On Tuesday, the Metropolitan police said it had issued 30 more fines over the gatherings held at Downing Street which include the one to the PM and Chancellor.
Today at PMQs Johnson faced even more calls to quite from the leader of the Labour party, Sir Keir Starmer. During his questioning to the PM Starmer pointed out several MPs and civil servants had resigned for breaking lockdown rules including the PM’s former press secretary Allegra Stratton, the former health minister, Matt Hancock, Professor Neil Ferguson who resigned after admitting to an ‘error of judgement’.
Starmer then went on to ask if Johnson accepts he broke the law, to which he said he does.
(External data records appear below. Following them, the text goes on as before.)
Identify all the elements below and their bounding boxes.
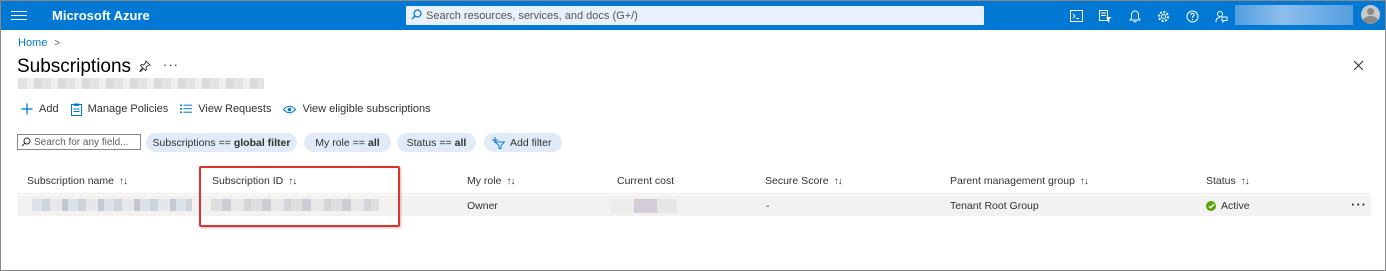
column-header-secure-score[interactable]: Secure Score ↑↓ xyxy=(765,175,843,187)
add-filter-label: Add filter xyxy=(510,136,552,149)
close-icon[interactable] xyxy=(1353,60,1364,71)
view-eligible-subscriptions-button[interactable]: View eligible subscriptions xyxy=(283,103,431,115)
bell-icon[interactable] xyxy=(1120,7,1149,25)
subscription-name-redacted[interactable] xyxy=(32,199,192,211)
sort-icon[interactable]: ↑↓ xyxy=(1080,176,1089,187)
column-header-subscription-name[interactable]: Subscription name ↑↓ xyxy=(27,175,128,187)
pill-operator: == xyxy=(352,136,365,149)
more-options-button[interactable]: ··· xyxy=(163,57,179,72)
column-label: My role xyxy=(467,175,502,187)
column-label: Secure Score xyxy=(765,175,829,187)
brand-title[interactable]: Microsoft Azure xyxy=(52,8,150,23)
breadcrumb-home-link[interactable]: Home xyxy=(18,37,47,49)
top-bar: Microsoft Azure xyxy=(1,1,1385,30)
sort-icon[interactable]: ↑↓ xyxy=(834,176,843,187)
column-header-current-cost[interactable]: Current cost xyxy=(617,175,674,187)
subscriptions-filter-pill[interactable]: Subscriptions == global filter xyxy=(146,133,297,152)
manage-policies-label: Manage Policies xyxy=(87,103,169,115)
check-circle-icon xyxy=(1206,201,1216,211)
add-label: Add xyxy=(39,103,59,115)
column-header-status[interactable]: Status ↑↓ xyxy=(1206,175,1250,187)
breadcrumb: Home > xyxy=(18,37,60,49)
chevron-right-icon: > xyxy=(54,37,61,49)
pill-label: Subscriptions xyxy=(152,136,216,149)
directory-filter-icon[interactable] xyxy=(1091,7,1120,25)
row-more-button[interactable]: ··· xyxy=(1351,197,1367,212)
pin-icon[interactable] xyxy=(139,60,151,72)
column-label: Subscription name xyxy=(27,175,114,187)
add-filter-icon xyxy=(492,136,505,149)
my-role-filter-pill[interactable]: My role == all xyxy=(304,133,391,152)
cell-parent-group: Tenant Root Group xyxy=(950,200,1039,212)
global-search[interactable] xyxy=(406,6,984,25)
directory-name-redacted xyxy=(18,78,264,89)
gear-icon[interactable] xyxy=(1149,7,1178,25)
column-label: Status xyxy=(1206,175,1236,187)
view-eligible-label: View eligible subscriptions xyxy=(302,103,431,115)
pill-value: all xyxy=(454,136,467,149)
search-icon xyxy=(411,9,422,20)
view-requests-label: View Requests xyxy=(198,103,272,115)
cell-secure-score: - xyxy=(766,200,770,212)
account-info-redacted[interactable] xyxy=(1235,5,1353,25)
help-icon[interactable] xyxy=(1178,7,1207,25)
search-icon xyxy=(21,137,31,147)
column-label: Current cost xyxy=(617,175,675,187)
view-requests-button[interactable]: View Requests xyxy=(180,103,271,115)
page-title: Subscriptions xyxy=(17,56,132,77)
pill-operator: == xyxy=(218,136,231,149)
sort-icon[interactable]: ↑↓ xyxy=(119,176,128,187)
eye-icon xyxy=(283,105,297,113)
filter-search-field[interactable] xyxy=(17,134,141,150)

So, the question on everyone’s lips is ‘what’s next for Boris Johnson’?
What’s Next For Boris Johnson?
Tomorrow the house will be held on whether a special parliamentary investigation should be launched into Boris Johnson’s Partygate denials – basically, whether they think he lied to the House or not.
Opposition parties, including Starmer’s Labour, have called for a special body known as the privileges committee to look into if Johnson deliberately misled MPs.
Although Starmer tabled this motion six other parties have supported it going forward including: Ian Blackford, the SNP leader at Westmister, Ed Davey, the Lib Dem leader, Liz Saville-Roberts, the Plaid Cymru leader at Westminster, Colum Eastwood, the SDLP leader, Caroline Lucas, the Green party MP, and Stephen Farry, the Alliance party MP.
If it goes ahead MPs on the privileges committee will the decide whether Johnson deliberately misled parliament and anyonw who ‘knowingly mislead Parliament will be expected to offer their resignation to the Prime Minister’.
However, if it comes to the committee it’s an incredibly difficult thing for those MPs to actually decide on – so Johnson could ultimately be in the clear.